The house was closed to visitors the day I stopped by (hours are Thursday through Sunday; I’d picked Wednesday), but life went on. A few doors away, Linda Calloway, 63, and a friend, Charles Crawford, 74, were passing the time on the front porch of the house where Calloway grew up, her mother’s house.

They had stories.

“We used to go to their house, and he’d tell jokes and stuff,” Calloway said. “He’d tell us scary stories and have us running.”

“He ran and ran and ran. He was like another Forrest Gump. Everywhere he went, he ran. Ran to school,” she said.

Crawford was in Ali’s 1960 senior class at Central High. “He was always kidding and joking. Always.”

The funeral procession came to Grand Avenue. It was some procession.

“He was deserving,” Crawford said. “He was not just ‘United States.’ He was worldwide. A lot of people don’t really understand.”

Early the next day, the house now open, four tourists were there. Three were from London. “I’m a big fan of his,” said Kally Singh, a London police officer. “I’ve just come from the grave.”

The guide was Sonny Fishback, who grew up nearby. “He was one of the greatest friends you ever wanted to have,” he said. “But I never believed nothing he said -- up until he won that Olympics.”

The Muhammad Ali Center, opened in 2005 in the heart of downtown, is a magnificent museum. It’s the essential stop in the brochure.
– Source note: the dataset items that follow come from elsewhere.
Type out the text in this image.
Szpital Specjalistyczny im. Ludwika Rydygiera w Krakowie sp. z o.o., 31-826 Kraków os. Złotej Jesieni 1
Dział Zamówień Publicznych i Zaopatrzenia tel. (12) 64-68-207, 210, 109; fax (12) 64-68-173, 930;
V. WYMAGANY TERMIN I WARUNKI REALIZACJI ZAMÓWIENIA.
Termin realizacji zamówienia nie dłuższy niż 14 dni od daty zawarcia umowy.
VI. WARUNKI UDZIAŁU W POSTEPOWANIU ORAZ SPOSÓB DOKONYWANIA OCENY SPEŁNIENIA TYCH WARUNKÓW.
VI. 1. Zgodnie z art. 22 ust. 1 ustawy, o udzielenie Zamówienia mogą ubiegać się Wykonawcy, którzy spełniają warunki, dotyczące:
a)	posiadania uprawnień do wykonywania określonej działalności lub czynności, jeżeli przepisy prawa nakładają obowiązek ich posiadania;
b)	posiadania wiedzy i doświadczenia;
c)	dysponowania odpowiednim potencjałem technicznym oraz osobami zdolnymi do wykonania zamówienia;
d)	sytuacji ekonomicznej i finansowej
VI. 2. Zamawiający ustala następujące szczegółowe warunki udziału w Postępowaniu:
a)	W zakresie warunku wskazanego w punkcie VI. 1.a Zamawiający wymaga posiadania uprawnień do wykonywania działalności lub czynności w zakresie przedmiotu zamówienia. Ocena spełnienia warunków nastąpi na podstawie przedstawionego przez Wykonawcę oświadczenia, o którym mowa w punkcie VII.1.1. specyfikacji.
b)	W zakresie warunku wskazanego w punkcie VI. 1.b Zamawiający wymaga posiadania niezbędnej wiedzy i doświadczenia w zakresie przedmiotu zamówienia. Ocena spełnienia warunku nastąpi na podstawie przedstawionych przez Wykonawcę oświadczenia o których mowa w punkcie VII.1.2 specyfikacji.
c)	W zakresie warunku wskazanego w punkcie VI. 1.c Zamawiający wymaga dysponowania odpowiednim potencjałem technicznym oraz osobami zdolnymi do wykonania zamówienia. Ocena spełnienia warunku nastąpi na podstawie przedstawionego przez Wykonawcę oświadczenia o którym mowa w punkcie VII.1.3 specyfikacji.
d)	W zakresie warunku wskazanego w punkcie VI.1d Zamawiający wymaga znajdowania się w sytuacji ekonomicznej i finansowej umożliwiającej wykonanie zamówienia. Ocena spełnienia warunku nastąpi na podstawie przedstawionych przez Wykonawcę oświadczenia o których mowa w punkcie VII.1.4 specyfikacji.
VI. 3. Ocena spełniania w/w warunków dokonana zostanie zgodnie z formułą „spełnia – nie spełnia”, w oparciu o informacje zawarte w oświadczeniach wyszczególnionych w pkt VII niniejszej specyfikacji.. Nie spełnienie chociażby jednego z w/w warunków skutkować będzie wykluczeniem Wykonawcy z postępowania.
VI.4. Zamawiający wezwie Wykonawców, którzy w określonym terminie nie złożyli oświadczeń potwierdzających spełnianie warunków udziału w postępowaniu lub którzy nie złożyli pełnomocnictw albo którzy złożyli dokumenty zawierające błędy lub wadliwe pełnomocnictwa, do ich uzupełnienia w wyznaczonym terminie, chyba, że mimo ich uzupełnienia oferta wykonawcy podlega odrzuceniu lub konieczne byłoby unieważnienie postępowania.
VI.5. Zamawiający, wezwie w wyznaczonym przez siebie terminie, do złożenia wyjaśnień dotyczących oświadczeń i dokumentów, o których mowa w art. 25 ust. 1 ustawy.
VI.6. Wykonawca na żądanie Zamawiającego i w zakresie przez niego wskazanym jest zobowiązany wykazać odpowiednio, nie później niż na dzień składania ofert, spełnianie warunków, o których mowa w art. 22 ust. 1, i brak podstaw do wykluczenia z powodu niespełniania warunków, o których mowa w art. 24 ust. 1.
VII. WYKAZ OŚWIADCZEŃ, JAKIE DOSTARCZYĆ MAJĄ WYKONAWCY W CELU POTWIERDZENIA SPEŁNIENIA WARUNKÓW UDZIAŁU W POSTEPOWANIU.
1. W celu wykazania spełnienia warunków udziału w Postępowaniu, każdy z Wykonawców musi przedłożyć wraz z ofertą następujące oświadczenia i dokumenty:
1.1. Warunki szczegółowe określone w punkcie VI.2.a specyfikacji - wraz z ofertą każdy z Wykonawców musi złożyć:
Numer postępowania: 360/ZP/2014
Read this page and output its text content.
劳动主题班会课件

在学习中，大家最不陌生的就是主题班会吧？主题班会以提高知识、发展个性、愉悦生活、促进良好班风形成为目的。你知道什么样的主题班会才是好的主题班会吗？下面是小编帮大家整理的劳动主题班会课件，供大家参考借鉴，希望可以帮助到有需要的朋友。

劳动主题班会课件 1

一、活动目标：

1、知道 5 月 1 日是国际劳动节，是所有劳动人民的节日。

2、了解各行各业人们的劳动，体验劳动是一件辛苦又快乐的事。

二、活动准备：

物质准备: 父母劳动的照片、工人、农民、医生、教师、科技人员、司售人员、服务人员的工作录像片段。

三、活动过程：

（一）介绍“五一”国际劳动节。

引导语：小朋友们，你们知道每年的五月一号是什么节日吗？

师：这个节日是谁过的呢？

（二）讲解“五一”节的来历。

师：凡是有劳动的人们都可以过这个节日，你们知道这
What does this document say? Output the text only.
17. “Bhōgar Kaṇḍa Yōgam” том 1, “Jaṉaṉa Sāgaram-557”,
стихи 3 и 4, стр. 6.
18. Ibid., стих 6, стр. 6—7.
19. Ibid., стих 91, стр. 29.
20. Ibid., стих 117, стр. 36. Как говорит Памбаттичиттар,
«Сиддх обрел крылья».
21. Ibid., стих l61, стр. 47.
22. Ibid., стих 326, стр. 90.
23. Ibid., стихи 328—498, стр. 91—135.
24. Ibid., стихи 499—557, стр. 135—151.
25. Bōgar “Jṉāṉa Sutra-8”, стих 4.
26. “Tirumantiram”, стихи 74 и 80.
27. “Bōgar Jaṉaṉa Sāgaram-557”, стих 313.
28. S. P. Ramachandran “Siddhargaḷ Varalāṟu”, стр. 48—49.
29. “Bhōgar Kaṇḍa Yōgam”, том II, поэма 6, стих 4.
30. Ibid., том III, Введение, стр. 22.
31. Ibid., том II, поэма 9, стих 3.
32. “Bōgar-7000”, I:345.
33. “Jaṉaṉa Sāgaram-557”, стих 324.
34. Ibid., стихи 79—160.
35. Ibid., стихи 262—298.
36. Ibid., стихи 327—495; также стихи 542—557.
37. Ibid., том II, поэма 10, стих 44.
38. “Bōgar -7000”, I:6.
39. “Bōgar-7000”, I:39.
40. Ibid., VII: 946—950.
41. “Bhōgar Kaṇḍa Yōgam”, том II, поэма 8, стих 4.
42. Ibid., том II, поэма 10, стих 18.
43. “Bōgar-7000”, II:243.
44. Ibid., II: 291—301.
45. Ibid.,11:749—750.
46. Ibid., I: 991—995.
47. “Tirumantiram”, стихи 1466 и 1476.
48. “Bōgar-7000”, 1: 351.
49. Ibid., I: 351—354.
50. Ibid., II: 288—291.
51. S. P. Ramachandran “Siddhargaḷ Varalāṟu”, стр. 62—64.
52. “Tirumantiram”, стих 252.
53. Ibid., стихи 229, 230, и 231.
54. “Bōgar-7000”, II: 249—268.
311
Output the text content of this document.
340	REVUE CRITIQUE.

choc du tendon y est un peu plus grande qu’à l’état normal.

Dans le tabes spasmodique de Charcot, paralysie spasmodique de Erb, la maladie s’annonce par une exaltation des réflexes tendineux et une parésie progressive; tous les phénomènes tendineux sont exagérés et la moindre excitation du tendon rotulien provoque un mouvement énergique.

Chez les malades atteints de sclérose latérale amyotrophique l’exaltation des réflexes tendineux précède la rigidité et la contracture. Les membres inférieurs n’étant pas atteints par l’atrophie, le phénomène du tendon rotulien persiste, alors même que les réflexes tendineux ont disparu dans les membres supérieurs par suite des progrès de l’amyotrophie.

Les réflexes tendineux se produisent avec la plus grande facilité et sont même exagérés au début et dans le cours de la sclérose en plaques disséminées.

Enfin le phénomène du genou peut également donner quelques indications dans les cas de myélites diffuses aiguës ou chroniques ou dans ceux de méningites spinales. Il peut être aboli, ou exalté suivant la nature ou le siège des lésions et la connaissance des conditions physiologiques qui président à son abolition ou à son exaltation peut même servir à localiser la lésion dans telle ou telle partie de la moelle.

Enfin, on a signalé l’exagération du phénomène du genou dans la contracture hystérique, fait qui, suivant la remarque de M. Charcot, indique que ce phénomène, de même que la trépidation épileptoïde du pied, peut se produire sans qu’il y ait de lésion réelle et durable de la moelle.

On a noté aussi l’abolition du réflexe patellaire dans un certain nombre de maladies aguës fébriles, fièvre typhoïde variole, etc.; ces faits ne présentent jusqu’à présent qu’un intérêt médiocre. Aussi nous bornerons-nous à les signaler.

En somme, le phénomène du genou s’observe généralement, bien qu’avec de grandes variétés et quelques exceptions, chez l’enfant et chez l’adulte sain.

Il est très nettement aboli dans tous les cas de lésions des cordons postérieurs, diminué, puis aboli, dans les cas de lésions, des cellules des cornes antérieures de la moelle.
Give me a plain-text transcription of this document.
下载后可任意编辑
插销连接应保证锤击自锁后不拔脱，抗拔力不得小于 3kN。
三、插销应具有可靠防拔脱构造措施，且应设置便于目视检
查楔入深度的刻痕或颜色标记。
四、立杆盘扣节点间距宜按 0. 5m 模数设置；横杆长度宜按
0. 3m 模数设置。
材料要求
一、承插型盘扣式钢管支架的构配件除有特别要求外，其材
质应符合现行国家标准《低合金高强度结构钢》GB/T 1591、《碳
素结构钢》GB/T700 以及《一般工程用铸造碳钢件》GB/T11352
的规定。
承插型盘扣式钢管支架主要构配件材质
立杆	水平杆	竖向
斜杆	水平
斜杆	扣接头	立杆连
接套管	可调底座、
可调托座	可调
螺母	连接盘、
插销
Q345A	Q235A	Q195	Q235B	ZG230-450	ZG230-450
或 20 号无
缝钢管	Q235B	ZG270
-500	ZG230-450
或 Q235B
Hours’ worth of exhibits provide not only Ali artifacts and timeline material but context to help us, and future generations, understand the Cassius Marcellus Clay Jr./Muhammad Ali saga in all its epic-ness -- from his growing up in segregated Louisville during a time of tension and change to his successes in the ring to his conversion to Islam to his decision to refuse induction into the military, and more. 

The four-room house in which Odessa and Cassius Clay Sr. brought up their two sons. It’s now open to the public. (Alan Solomon/Chicago Tribune/TNS) The four-room house in which Odessa and Cassius Clay Sr. brought up their two sons. It’s now open to the public. (Alan Solomon/Chicago Tribune/TNS)

Lots of film, of his fights and of indelible declarations like this one: “I’m young, I’m handsome, I’m fast, I’m pretty and I can’t possibly be beat.”

Here, in the center, is detailed how the teenage Clay returned from Rome in 1960 with a gold medal around his neck, was feted by the mayor and all of Louisville -- only to be refused service at a lunch counter. Enraged, he walked to the Second Street Bridge (visible from the center’s windows) and hurled the medal into the Ohio River.

“We asked him when we created the center, we said, ‘Muhammad, we don’t want to put a lie on the wall,’” said Becky Morris, speaking for the center. “‘Did you actually throw it over?’ And he was very noncommittal with his answer. So it’s up there in our exhibit as ‘a legend.’”

In the brochure: a Boxing Glove Monument, in the Smoketown neighborhood. Skip it. His high school -- a photo opportunity. The Columbia Gym, where a cop named Joe Martin introduced young Clay to boxing, is in the brochure, too, but no longer exists; it’s now a student lounge at Spalding University, with a ping-pong table.

Not in the brochure: In a converted garage on Breckinridge Street is a functioning gym, the nonprofit Louisville TKO Boxing. Opened in March 2015, a standing Ali is prominent on an outside mural; inside, boxing stuff, the unmistakable aroma of athlete sweat and large blowups of the champion, one at 12 years old.

Kids mostly – dozens -- will arrive around 4 p.m., after school. (Sign: “No hooks before books.”)

“We’ve a lot of kids that we get off the street,” said a coach, Mike Tee, “and train them to compete.

“They want to be him. Just as great.”

And they will give Coach Tee, who never met Muhammad Ali, new Louisville stories to tell.